L'arnaque de la cité Maya

 
La nouvelle explosait à la une de tous les médias il y a moins de 48 heures : une gigantesque cité Maya avait été découverte par un ado en projetant les dessins des constellations au sol ! Certains n'hésitant pas à mentionner la stupéfaction, voire l'admiration, de la Nasa elle-même… qui se recherche toujours à travers cette information qui s'avère, finalement, de la plus haute fantaisie.

Eric Taladoire, à la fois archéologue et enseignant comptant plus de 40 (quarante !) années de recherches sur le terrain au cœur de l'Amérique centrale et de la jungle précolombienne, est aussi stupéfait que la Nasa devant cette "découverte". "Cette histoire commence à nous fatiguer ! Tout est faux.
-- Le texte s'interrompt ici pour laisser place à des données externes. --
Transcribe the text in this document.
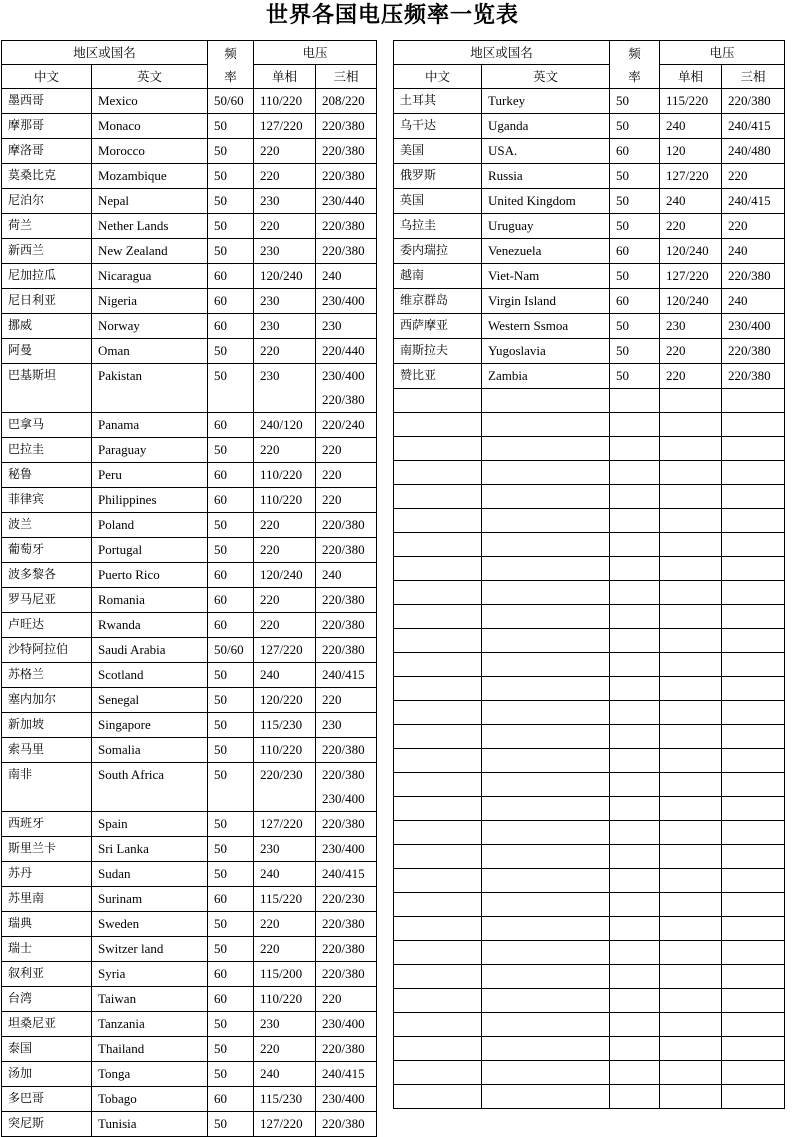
世界各国电压频率一览表
地区或国名		频
率	电压	
中文	英文		单相	三相
墨西哥	Mexico	50/60	110/220	208/220

摩那哥	Monaco	50	127/220	220/380

摩洛哥	Morocco	50	220	220/380

莫桑比克	Mozambique	50	220	220/380

尼泊尔	Nepal	50	230	230/440

荷兰	Nether Lands	50	220	220/380

新西兰	New Zealand	50	230	220/380

尼加拉瓜	Nicaragua	60	120/240	240

尼日利亚	Nigeria	60	230	230/400

挪威	Norway	60	230	230

阿曼	Oman	50	220	220/440

巴基斯坦	Pakistan	50	230	230/400
220/380

巴拿马	Panama	60	240/120	220/240

巴拉圭	Paraguay	50	220	220

秘鲁	Peru	60	110/220	220

菲律宾	Philippines	60	110/220	220

波兰	Poland	50	220	220/380

葡萄牙	Portugal	50	220	220/380

波多黎各	Puerto Rico	60	120/240	240

罗马尼亚	Romania	60	220	220/380

卢旺达	Rwanda	60	220	220/380

沙特阿拉伯	Saudi Arabia	50/60	127/220	220/380

苏格兰	Scotland	50	240	240/415

塞内加尔	Senegal	50	120/220	220

新加坡	Singapore	50	115/230	230

索马里	Somalia	50	110/220	220/380

南非	South Africa	50	220/230	220/380
230/400

西班牙	Spain	50	127/220	220/380

斯里兰卡	Sri Lanka	50	230	230/400

苏丹	Sudan	50	240	240/415

苏里南	Surinam	60	115/220	220/230

瑞典	Sweden	50	220	220/380

瑞士	Switzer land	50	220	220/380

叙利亚	Syria	60	115/200	220/380

台湾	Taiwan	60	110/220	220

坦桑尼亚	Tanzania	50	230	230/400

泰国	Thailand	50	220	220/380

汤加	Tonga	50	240	240/415

多巴哥	Tobago	60	115/230	230/400

突尼斯	Tunisia	50	127/220	220/380
地区或国名		频
率	电压	
中文	英文		单相	三相
土耳其	Turkey	50	115/220	220/380

乌干达	Uganda	50	240	240/415

美国	USA.	60	120	240/480

俄罗斯	Russia	50	127/220	220

英国	United Kingdom	50	240	240/415

乌拉圭	Uruguay	50	220	220

委内瑞拉	Venezuela	60	120/240	240

越南	Viet-Nam	50	127/220	220/380

维京群岛	Virgin Island	60	120/240	240

西萨摩亚	Western Ssmoa	50	230	230/400

南斯拉夫	Yugoslavia	50	220	220/380

赞比亚	Zambia	50	220	220/380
Tout ! La presse a foncé sans vérifier quoi que ce soit !", clame-t-il, en constatant que des médias considérés comme "sérieux", comme le Figaro entre autres, s'étaient laissés convaincre sans aucun questionnement par l'étrange anecdote insolite affirmant qu'un jeune québécois de 15 ans, William Gadoury, aurait découvert et localisé la troisième cité maya par ordre d'importance (admirez la précision…) par l'étude des constellations.

Et l'article originel de détailler l'élégance de la démarche : l'ado canadien avait fait le lien entre les emplacements des étoiles formant certaines constellations et la carte de distribution des cités mayas en Amérique centrale, ce qui lui aurait permis de découvrir un "trou", une "absence" : une ville n'avait pas encore été découverte ! Notre ado avait alors fait appel à la Nasa ainsi qu'à la Jaxa (agence spatiale japonaise) afin d'obtenir les images satellites nécessaires à la découverte de la fameuse ville au cœur d'une jungle réputée inaccessible quelque part dans la péninsule du Yucatan, au Mexique, endroit de la "révélation" issue des constellations…

Des cartes à géométrie variable

Devant la propagation à une vitesse quasiment "superluminique" de cette rumeur, Eric Taladoire contacte rapidement les auteurs de l'article, qui ricoche littéralement de média en média et se répand dans la presse mondiale aussi efficacement que les métastases d'un cancer généralisé. Il leur signale que la carte publiée et situant la prétendue "troisième ville maya" comportait plusieurs erreurs, donc était notoirement fausse. Eric Taladoire pensait alors avoir résolu le problème, mais non ! Celle-ci était promptement remplacée par une autre, dans laquelle la fameuse ville était déplacée de 200 ou 300 kilomètres, passant même du Belize au Mexique !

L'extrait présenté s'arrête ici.